In deze uitspraak van de Rechtbank Zeeland-West-Brabant, gedateerd 1 november 2024, wordt het beroep van belanghebbende tegen de uitspraak op bezwaar van de inspecteur van de Belastingdienst beoordeeld. De inspecteur had aan belanghebbende voor het jaar 2021 een aanslag inkomstenbelasting en premie volksverzekeringen opgelegd, waarbij hij de aftrekbare specifieke zorgkosten aanzienlijk had verlaagd. Belanghebbende had in zijn aangifte een bedrag van € 23.773 aan zorgkosten opgevoerd, maar de inspecteur stelde deze vast op slechts € 1.249. Belanghebbende ging in bezwaar, maar dit werd afgewezen door de inspecteur.

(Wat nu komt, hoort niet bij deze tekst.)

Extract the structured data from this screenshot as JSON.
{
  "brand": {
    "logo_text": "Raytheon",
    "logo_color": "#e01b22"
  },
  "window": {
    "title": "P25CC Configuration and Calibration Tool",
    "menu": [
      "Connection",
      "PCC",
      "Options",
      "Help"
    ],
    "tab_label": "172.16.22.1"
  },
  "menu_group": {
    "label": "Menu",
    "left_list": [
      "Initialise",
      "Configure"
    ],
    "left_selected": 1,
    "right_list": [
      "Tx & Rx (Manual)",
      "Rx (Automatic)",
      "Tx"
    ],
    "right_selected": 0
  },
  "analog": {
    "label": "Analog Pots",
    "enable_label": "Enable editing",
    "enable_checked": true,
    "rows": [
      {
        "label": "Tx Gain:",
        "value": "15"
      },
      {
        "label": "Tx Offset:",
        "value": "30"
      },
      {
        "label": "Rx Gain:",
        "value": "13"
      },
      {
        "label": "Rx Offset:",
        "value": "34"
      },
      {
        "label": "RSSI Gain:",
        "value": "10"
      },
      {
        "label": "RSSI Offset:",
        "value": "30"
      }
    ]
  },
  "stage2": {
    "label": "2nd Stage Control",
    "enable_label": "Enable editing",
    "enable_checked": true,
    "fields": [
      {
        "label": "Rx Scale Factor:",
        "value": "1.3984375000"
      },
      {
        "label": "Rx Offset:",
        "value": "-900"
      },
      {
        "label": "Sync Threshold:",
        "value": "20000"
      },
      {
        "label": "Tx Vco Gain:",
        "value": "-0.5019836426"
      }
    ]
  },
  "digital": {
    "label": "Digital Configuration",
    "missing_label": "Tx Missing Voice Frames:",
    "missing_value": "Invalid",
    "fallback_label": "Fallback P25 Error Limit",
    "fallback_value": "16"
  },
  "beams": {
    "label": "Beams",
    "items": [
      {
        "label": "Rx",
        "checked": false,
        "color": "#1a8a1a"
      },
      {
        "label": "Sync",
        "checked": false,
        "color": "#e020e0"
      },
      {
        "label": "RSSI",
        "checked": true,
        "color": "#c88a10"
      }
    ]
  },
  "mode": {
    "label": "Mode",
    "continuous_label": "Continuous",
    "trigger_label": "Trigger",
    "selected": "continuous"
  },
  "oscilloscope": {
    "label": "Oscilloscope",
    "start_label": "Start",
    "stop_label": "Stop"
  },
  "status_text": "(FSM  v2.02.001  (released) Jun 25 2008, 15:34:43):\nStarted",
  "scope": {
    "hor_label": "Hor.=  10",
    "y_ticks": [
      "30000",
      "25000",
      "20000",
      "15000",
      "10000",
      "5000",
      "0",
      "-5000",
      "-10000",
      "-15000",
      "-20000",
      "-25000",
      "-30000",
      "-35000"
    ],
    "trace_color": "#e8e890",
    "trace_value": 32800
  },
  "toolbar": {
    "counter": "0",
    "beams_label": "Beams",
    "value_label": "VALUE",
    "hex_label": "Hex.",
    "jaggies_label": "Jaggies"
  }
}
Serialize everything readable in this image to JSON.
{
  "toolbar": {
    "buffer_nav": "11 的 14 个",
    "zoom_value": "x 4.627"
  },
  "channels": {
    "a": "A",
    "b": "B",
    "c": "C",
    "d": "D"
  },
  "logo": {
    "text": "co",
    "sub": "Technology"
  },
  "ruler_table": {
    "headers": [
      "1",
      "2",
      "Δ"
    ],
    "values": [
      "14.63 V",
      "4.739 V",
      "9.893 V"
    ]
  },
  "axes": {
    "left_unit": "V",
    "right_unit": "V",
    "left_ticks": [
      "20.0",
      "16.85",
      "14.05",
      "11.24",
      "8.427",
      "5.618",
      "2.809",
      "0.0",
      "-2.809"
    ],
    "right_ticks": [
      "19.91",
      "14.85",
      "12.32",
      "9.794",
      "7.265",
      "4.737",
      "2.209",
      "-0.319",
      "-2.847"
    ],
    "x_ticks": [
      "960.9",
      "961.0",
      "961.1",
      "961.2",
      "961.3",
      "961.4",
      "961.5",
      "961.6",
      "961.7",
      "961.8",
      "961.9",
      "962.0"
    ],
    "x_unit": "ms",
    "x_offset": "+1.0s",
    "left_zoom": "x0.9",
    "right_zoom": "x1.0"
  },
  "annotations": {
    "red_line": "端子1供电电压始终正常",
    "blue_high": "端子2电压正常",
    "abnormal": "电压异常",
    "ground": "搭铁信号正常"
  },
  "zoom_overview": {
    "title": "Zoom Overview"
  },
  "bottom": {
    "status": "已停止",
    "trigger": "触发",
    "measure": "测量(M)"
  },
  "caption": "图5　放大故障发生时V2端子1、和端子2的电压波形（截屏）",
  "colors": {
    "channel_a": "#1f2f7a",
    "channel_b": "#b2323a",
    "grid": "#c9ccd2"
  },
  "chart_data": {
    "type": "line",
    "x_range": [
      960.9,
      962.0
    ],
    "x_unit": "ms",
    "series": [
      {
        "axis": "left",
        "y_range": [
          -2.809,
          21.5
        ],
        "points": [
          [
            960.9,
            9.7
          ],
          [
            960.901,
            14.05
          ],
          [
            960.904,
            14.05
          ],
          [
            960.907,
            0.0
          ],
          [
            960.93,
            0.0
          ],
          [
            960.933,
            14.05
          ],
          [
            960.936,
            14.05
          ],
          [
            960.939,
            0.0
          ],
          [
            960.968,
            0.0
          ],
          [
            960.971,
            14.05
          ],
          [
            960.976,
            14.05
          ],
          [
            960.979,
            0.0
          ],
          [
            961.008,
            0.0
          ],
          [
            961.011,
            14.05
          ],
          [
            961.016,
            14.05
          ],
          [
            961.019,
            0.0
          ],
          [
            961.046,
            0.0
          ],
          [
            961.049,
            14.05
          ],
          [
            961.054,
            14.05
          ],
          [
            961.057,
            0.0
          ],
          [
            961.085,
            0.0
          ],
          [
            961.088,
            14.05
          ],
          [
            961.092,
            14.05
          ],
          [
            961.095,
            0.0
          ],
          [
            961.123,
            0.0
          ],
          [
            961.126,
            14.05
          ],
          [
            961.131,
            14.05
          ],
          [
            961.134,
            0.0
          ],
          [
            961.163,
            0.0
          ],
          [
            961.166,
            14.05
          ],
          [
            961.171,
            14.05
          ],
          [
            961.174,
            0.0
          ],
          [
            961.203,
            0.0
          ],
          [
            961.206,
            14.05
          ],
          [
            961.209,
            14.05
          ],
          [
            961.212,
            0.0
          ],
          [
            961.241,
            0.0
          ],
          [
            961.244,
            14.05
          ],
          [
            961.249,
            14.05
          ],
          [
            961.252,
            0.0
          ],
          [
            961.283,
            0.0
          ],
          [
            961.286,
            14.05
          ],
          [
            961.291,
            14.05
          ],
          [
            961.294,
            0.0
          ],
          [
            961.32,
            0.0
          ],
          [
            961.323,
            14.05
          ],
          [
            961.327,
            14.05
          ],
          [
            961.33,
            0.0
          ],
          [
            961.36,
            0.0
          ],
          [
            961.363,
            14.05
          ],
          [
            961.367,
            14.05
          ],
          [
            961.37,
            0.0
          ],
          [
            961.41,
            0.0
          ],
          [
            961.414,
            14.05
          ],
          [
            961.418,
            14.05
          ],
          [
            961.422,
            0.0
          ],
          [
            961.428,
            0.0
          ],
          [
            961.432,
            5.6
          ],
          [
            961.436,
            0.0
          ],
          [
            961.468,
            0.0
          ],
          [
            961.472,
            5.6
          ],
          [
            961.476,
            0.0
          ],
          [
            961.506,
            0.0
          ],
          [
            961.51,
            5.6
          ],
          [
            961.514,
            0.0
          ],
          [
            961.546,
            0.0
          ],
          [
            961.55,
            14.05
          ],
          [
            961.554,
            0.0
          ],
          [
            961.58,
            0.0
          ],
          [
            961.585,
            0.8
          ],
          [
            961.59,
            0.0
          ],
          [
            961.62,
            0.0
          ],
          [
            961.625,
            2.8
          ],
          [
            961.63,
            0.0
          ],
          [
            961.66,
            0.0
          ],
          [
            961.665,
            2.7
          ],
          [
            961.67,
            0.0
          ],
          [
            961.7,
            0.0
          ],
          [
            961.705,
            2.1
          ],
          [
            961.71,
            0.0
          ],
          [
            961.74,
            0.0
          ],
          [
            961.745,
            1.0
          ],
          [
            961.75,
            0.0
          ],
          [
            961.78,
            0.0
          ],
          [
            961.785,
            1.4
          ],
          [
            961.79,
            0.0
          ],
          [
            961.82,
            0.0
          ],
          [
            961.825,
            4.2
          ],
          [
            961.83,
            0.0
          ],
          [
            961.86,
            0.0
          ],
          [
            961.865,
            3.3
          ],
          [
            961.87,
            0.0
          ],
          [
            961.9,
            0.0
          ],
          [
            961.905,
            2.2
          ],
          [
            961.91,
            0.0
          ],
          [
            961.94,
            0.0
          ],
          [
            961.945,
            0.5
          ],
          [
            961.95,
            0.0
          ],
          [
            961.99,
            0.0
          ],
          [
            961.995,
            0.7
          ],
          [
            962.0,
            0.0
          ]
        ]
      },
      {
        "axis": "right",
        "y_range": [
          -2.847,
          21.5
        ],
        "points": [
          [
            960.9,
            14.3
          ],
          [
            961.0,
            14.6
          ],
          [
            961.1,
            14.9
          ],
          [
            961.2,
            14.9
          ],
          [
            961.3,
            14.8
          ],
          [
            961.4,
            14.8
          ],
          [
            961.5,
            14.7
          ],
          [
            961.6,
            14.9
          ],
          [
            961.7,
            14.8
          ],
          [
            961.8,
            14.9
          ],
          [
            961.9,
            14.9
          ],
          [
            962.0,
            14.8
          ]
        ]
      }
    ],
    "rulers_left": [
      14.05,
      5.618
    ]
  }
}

De rechtbank behandelt de zaak op 18 oktober 2024, waarbij belanghebbende niet aanwezig was. De rechtbank oordeelt dat de inspecteur de aftrek voor specifieke zorgkosten niet te laag heeft vastgesteld. De rechtbank legt uit dat de aftrek van uitgaven voor specifieke zorgkosten alleen mogelijk is als aan de wettelijke vereisten is voldaan. Belanghebbende heeft niet aangetoond dat hij recht heeft op de gevraagde aftrek. De rechtbank gaat in op verschillende soorten zorgkosten, zoals uitgaven voor medicijnen, hulpmiddelen, vervoer, en extra kleding en beddengoed. In alle gevallen komt de rechtbank tot de conclusie dat belanghebbende niet in zijn bewijslast is geslaagd.
Uiteindelijk verklaart de rechtbank het beroep ongegrond, wat betekent dat de aanslag IB/PVV voor het jaar 2021 niet wordt verminderd. Belanghebbende krijgt geen terugbetaling van het griffierecht en ook geen vergoeding van proceskosten. Deze uitspraak is gedaan door mr. drs. M.H. van Schaik en openbaar gemaakt op www.rechtspraak.nl.